あなたに捧ぐ潮風のうた

「兄上」

 その時、陣営側から誰かの声が聞こえてきた。通盛よりもよく通る少し高めの硬質的な声、これは通盛の弟教経だろうと小宰相は思い、ふと顔を上げた。

 通盛は小宰相を弟から隠すようにして「あっちに行け、教経」と犬でも追い払うように手を振った。

「もうそろそろ切り上げてください。ここは戦場です。奥方を呼び寄せているのは兄上くらいのものですよ、全く門脇家の嫡男たる者が情けない……。あまりうつつを抜かしているとそれが最期の別れになりますよ」

 あまりに容赦のない辛辣な教経の声が聞こえてきて、通盛が苦笑したのが分かった。

「恐ろしいことを言うな、教経。元々、妻は直ぐに帰すつもりだった。……全くわたしの弟は冷たいやつだな」

 通盛の低い愚痴の呟きに反応して、教経は「何か言いましたか」と底冷えする声を発して振り返ったようだった。

「いいや」
 通盛は肩をすくめた。

「責任を持って義姉上を船まで送っていってください」

 教経は最後に兄をひと睨みして踵を返した。

 どうやら弟の教経を怒らせてしまったようだと小宰相が落ち込んでいると、通盛は「全く素直じゃない弟だ」と何故か楽しそうに笑った。

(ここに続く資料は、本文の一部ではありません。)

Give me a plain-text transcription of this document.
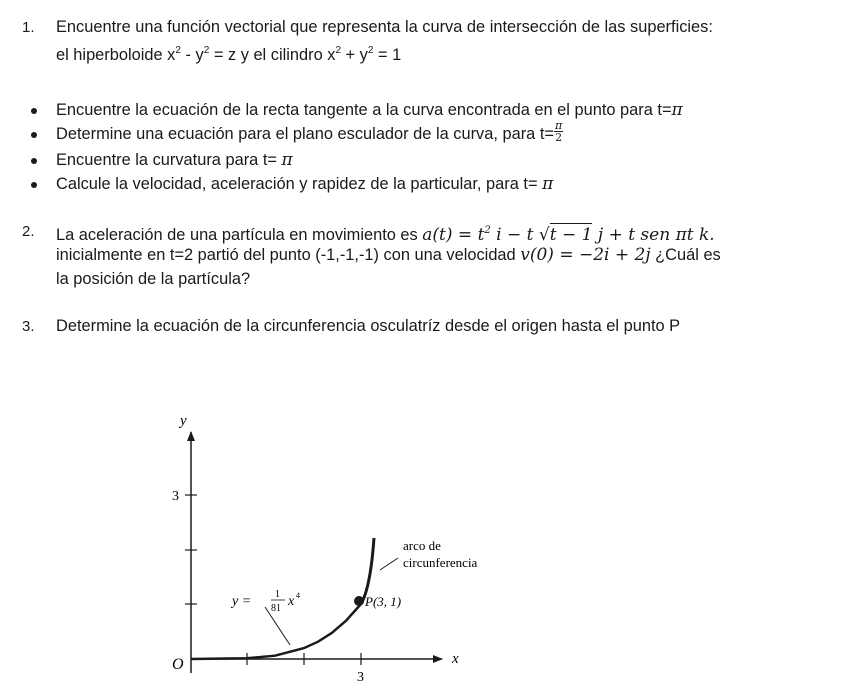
1. Encuentre una función vectorial que representa la curva de intersección de las superficies:
el hiperboloide $x^2 - y^2 = z$ y el cilindro $x^2 + y^2 = 1$
Encuentre la ecuación de la recta tangente a la curva encontrada en el punto para t=π
Determine una ecuación para el plano esculador de la curva, para $t= \frac{\pi}{2}$
Encuentre la curvatura para t= π
Calcule la velocidad, aceleración y rapidez de la particular, para t= π
2. La aceleración de una partícula en movimiento es $a(t) = t^2$ i − t √t − 1 j + t sen πt k.
inicialmente en t=2 partió del punto (-1,-1,-1) con una velocidad v(0) = −2i + 2j ¿Cuál es
la posición de la partícula?
3. Determine la ecuación de la circunferencia osculatríz desde el origen hasta el punto P
y
x
O
3
3
y = 1
81 x 4	P(3, 1)
arco de
circunferencia
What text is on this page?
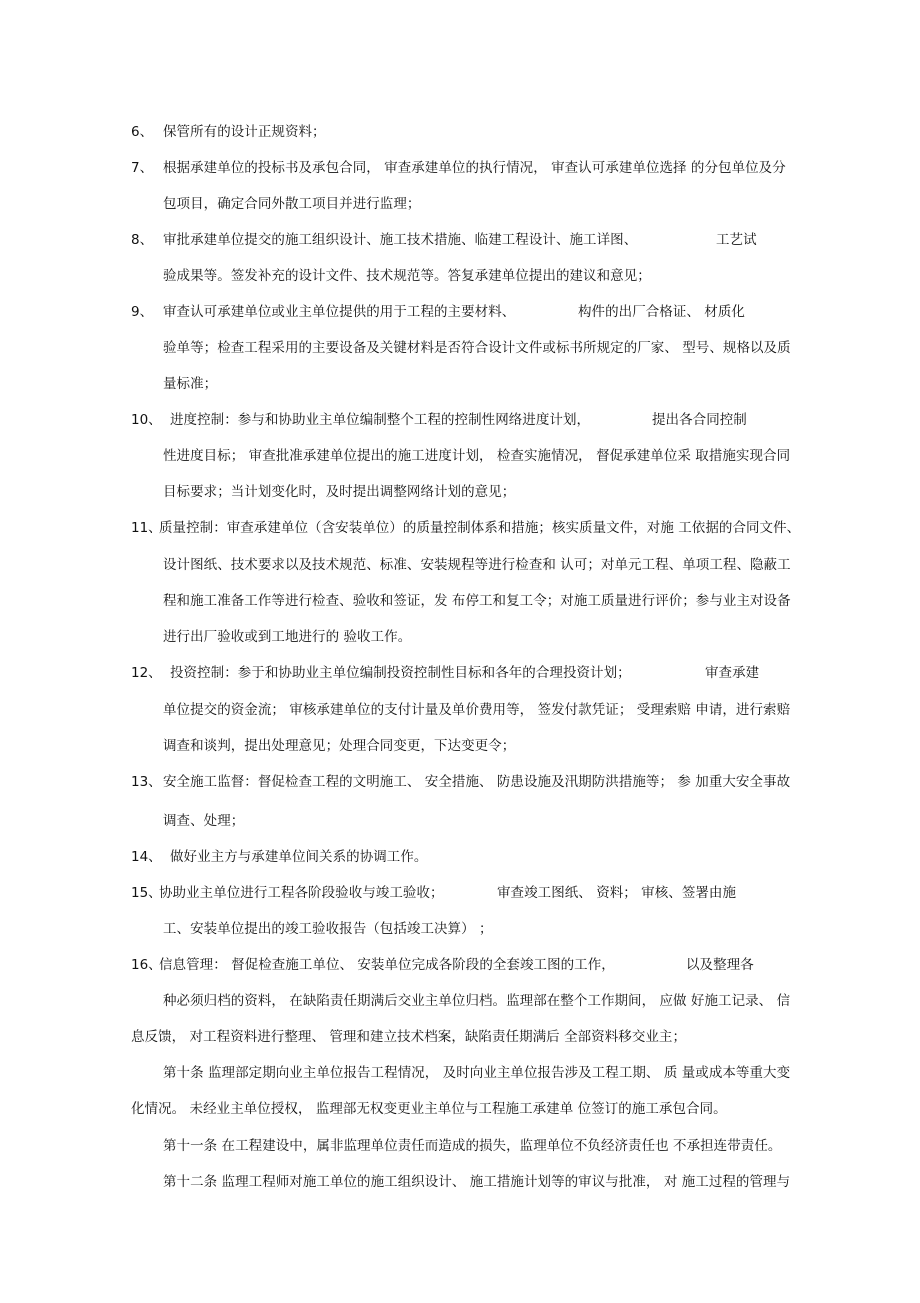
6、 保管所有的设计正规资料；
7、 根据承建单位的投标书及承包合同， 审查承建单位的执行情况， 审查认可承建单位选择 的分包单位及分
包项目，确定合同外散工项目并进行监理；
8、 审批承建单位提交的施工组织设计、施工技术措施、临建工程设计、施工详图、	工艺试
验成果等。签发补充的设计文件、技术规范等。答复承建单位提出的建议和意见；
9、 审查认可承建单位或业主单位提供的用于工程的主要材料、	构件的出厂合格证、 材质化
验单等；检查工程采用的主要设备及关键材料是否符合设计文件或标书所规定的厂家、 型号、规格以及质
量标准；
10、 进度控制：参与和协助业主单位编制整个工程的控制性网络进度计划，	提出各合同控制
性进度目标； 审查批准承建单位提出的施工进度计划， 检查实施情况， 督促承建单位采 取措施实现合同
目标要求；当计划变化时，及时提出调整网络计划的意见；
11、
质量控制：审查承建单位（含安装单位）的质量控制体系和措施；核实质量文件，对施 工依据的合同文件、
设计图纸、技术要求以及技术规范、标准、安装规程等进行检查和 认可；对单元工程、单项工程、隐蔽工
程和施工准备工作等进行检查、验收和签证，发 布停工和复工令；对施工质量进行评价；参与业主对设备
进行出厂验收或到工地进行的 验收工作。
12、 投资控制：参于和协助业主单位编制投资控制性目标和各年的合理投资计划；	审查承建
单位提交的资金流； 审核承建单位的支付计量及单价费用等， 签发付款凭证； 受理索赔 申请，进行索赔
调查和谈判，提出处理意见；处理合同变更，下达变更令；
13、 安全施工监督：督促检查工程的文明施工、 安全措施、 防患设施及汛期防洪措施等； 参 加重大安全事故
调查、处理；
14、 做好业主方与承建单位间关系的协调工作。
15、
协助业主单位进行工程各阶段验收与竣工验收；	审查竣工图纸、 资料； 审核、签署由施
工、安装单位提出的竣工验收报告（包括竣工决算） ；
16、
信息管理： 督促检查施工单位、 安装单位完成各阶段的全套竣工图的工作，	以及整理各
种必须归档的资料， 在缺陷责任期满后交业主单位归档。监理部在整个工作期间， 应做 好施工记录、 信
息反馈， 对工程资料进行整理、 管理和建立技术档案，缺陷责任期满后 全部资料移交业主；
第十条 监理部定期向业主单位报告工程情况， 及时向业主单位报告涉及工程工期、 质 量或成本等重大变
化情况。 未经业主单位授权， 监理部无权变更业主单位与工程施工承建单 位签订的施工承包合同。
第十一条 在工程建设中，属非监理单位责任而造成的损失，监理单位不负经济责任也 不承担连带责任。
第十二条 监理工程师对施工单位的施工组织设计、 施工措施计划等的审议与批准， 对 施工过程的管理与
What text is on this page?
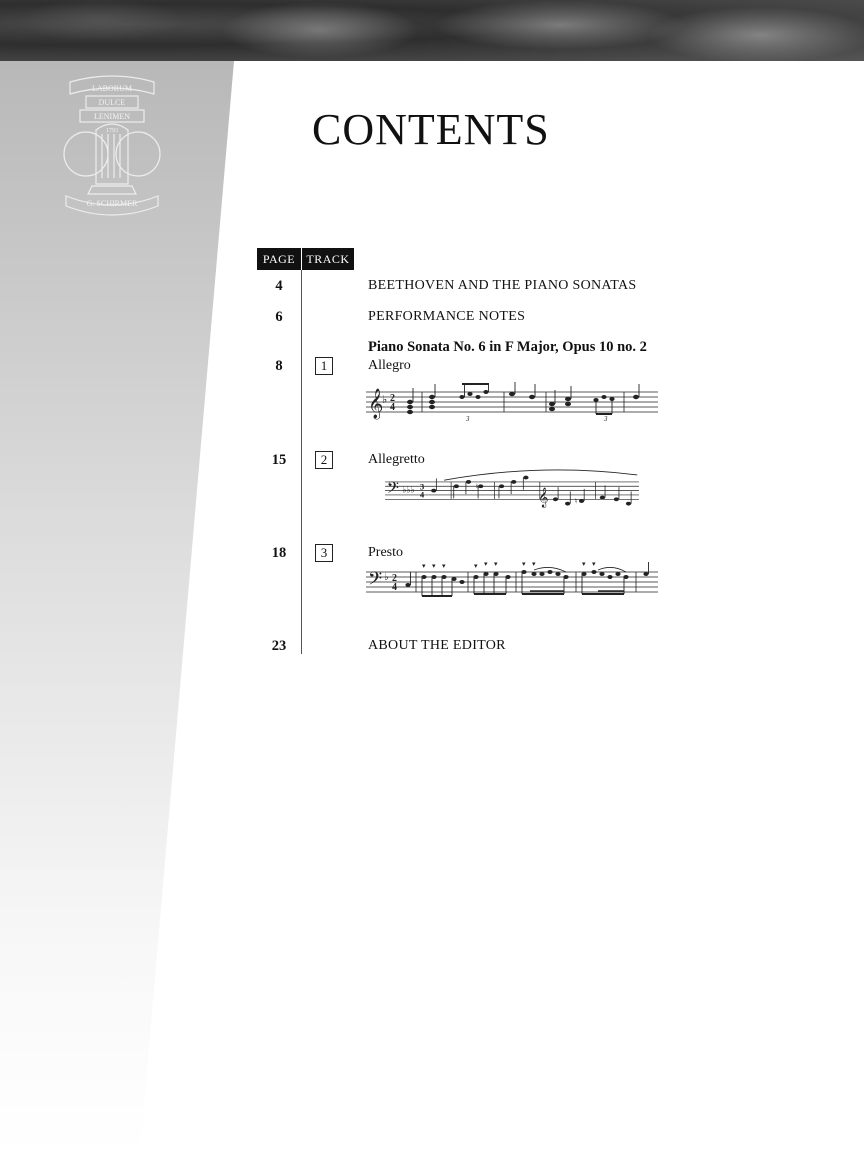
LABORUM
DULCE
LENIMEN
1793
G. SCHIRMER
CONTENTS
PAGE TRACK
4	BEETHOVEN AND THE PIANO SONATAS
6	PERFORMANCE NOTES
Piano Sonata No. 6 in F Major, Opus 10 no. 2
8	1	Allegro
𝄞
♭ 2
4
3	3
15	2	Allegretto
𝄢 ♭♭♭ 3
4
♮
♮
𝄞
18	3	Presto
𝄢 ♭ 2
4
▾ ▾ ▾	▾ ▾ ▾	▾ ▾	▾ ▾
23	ABOUT THE EDITOR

 兄弟仲が良いのか悪いのか分からない、と小宰相は首を捻る。

 そして、彼は小宰相を再び抱き上げ、船まで連れて乗せた。

「船団のところまで貴女を送っていくよ」

 通盛はそう言って自ら櫂を持ち、海に漕ぎ出した。

 通盛が努めてゆっくりと漕いでいるのは分かったが、それでもあっという間に辿り着いてしまった。

 最後に、二人はお互いを気に掛け合って、名残惜しくも海上で別れた。